Graham y Nachmias (1971) realizaron otro experimento que aportó evidencia adicional a favor del modelo multicanal. Mostraron a los sujetos dos enrejados complejos constituidos por dos componentes sinusoidales de la misma frecuencia y amplitud, pero diferentes en fase (desplazada 180o la onda de uno de ellos, con respecto al origen (véase Figura ?). Según el modelo multicanal, el patrón estimular se analiza en sus componentes frecuenciales y estos armónicos se procesan en paralelo a través de diferentes canales, cada uno de ellos sintonizado (selectivo) a una estrecha banda de frecuencias espaciales. Por tanto, si dos canales procesan, independientemente, cada uno de los sinusoides componentes, dado que tanto el enrejado-1 como el enrejado-2 tienen los mismos armónicos, entonces los sujetos detectarán igualmente estos dos patrones.
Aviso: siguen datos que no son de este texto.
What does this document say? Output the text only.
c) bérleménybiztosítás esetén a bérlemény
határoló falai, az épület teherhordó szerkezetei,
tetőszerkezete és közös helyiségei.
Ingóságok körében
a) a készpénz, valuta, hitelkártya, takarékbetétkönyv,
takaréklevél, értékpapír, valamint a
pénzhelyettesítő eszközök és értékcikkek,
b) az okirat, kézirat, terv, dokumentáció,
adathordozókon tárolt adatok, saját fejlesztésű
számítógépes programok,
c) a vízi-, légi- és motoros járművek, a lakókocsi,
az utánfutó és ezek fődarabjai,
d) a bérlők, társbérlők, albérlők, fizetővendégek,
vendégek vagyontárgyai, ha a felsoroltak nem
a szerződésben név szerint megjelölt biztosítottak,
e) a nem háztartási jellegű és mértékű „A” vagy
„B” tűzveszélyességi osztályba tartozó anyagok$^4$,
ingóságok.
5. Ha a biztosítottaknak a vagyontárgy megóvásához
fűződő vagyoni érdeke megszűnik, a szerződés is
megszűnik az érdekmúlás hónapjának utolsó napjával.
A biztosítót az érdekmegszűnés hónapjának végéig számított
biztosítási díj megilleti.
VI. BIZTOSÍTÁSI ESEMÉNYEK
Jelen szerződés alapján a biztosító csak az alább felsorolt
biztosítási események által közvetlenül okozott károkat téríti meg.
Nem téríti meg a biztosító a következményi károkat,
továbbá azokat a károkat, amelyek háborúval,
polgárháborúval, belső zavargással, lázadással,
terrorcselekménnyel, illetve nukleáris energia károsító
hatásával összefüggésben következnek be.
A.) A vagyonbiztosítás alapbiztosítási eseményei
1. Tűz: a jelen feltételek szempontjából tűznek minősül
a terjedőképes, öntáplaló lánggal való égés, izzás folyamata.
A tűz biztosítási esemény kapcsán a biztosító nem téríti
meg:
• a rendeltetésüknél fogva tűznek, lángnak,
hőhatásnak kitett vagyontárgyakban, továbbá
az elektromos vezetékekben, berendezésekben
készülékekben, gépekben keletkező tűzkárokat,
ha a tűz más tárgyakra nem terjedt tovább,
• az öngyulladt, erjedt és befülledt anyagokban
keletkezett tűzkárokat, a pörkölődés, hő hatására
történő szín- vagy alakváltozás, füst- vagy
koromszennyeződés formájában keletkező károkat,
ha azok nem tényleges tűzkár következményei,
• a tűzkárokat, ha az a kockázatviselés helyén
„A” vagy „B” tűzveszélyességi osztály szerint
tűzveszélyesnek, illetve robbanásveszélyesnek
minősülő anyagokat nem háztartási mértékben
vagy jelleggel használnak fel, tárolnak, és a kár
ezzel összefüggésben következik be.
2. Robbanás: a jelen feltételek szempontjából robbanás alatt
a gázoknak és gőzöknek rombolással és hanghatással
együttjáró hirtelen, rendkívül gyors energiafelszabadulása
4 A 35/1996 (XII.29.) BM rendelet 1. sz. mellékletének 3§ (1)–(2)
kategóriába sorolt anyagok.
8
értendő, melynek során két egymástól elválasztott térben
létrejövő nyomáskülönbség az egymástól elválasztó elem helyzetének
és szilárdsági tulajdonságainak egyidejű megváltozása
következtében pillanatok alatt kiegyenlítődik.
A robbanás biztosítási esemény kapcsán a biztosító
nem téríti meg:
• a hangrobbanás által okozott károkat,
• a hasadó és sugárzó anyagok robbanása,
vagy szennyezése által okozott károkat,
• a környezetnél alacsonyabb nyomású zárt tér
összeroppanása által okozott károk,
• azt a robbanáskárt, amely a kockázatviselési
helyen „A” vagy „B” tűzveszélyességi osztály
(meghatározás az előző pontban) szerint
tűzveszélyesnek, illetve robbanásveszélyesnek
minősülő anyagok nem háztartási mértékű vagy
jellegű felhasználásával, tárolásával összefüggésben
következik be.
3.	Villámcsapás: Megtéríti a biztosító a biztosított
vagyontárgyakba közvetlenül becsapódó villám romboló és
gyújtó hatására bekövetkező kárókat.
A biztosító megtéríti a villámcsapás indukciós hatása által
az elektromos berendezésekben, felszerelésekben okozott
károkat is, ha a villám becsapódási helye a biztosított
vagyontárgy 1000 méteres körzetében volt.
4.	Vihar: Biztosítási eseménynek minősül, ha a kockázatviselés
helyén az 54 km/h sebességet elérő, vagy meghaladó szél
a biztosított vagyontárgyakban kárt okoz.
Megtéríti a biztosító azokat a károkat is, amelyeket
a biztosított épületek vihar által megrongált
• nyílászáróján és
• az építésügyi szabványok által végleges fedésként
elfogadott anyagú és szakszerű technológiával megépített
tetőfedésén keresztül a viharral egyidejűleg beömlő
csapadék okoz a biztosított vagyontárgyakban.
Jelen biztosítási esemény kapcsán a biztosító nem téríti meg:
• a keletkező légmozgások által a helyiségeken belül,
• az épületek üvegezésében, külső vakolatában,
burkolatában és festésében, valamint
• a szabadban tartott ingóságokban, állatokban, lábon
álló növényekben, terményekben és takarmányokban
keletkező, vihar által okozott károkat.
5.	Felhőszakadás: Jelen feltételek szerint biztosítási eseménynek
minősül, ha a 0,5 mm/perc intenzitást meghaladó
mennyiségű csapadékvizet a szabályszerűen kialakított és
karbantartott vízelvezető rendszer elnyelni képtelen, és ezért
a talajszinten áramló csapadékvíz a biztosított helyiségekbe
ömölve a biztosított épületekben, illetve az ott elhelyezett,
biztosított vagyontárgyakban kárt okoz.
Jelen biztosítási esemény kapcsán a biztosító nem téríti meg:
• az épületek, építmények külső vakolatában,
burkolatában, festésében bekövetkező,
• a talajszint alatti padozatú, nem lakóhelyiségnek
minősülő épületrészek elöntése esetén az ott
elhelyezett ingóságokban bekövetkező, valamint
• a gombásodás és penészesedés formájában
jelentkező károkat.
Campbell y Kulikowski (1966) utilizaron el paradigma experimental de enmascaramiento a fin de verificar si existen canales sensibles a la orientación de los enrejados. En este experimento, el enrejado de prueba (test) consistía en un enrejado sinusoidal, de una determinada orientación, que se presentaba al sujeto solapándose con otro enrejado máscara en de alto contraste. En cada ensayo, se variaba la orientación del enrejado máscara en relación a la del enrejado de prueba y se obtenía el umbral de contraste del sujeto.

Los resultados mostraron que el enmascaramiento era eficaz cuando el enrejado de prueba y el enrejado máscara coincidían en la orientación y que el enmascaramiento perdía eficacia conforme aumentaba la diferencia en orientación entre estos dos enrejados, de modo que el enrejado máscara no influía nada cuando ambas orientaciones eran perpendiculares. Estos autores concluyeron que en el S.V.H. (Sistema Visual Humano) existen distintos canales sensibles a una orientación óptima. Y que la anchura de banda en orientación de estos canales fluctuaba +/- 15o en torno a la orientación preferente del canal.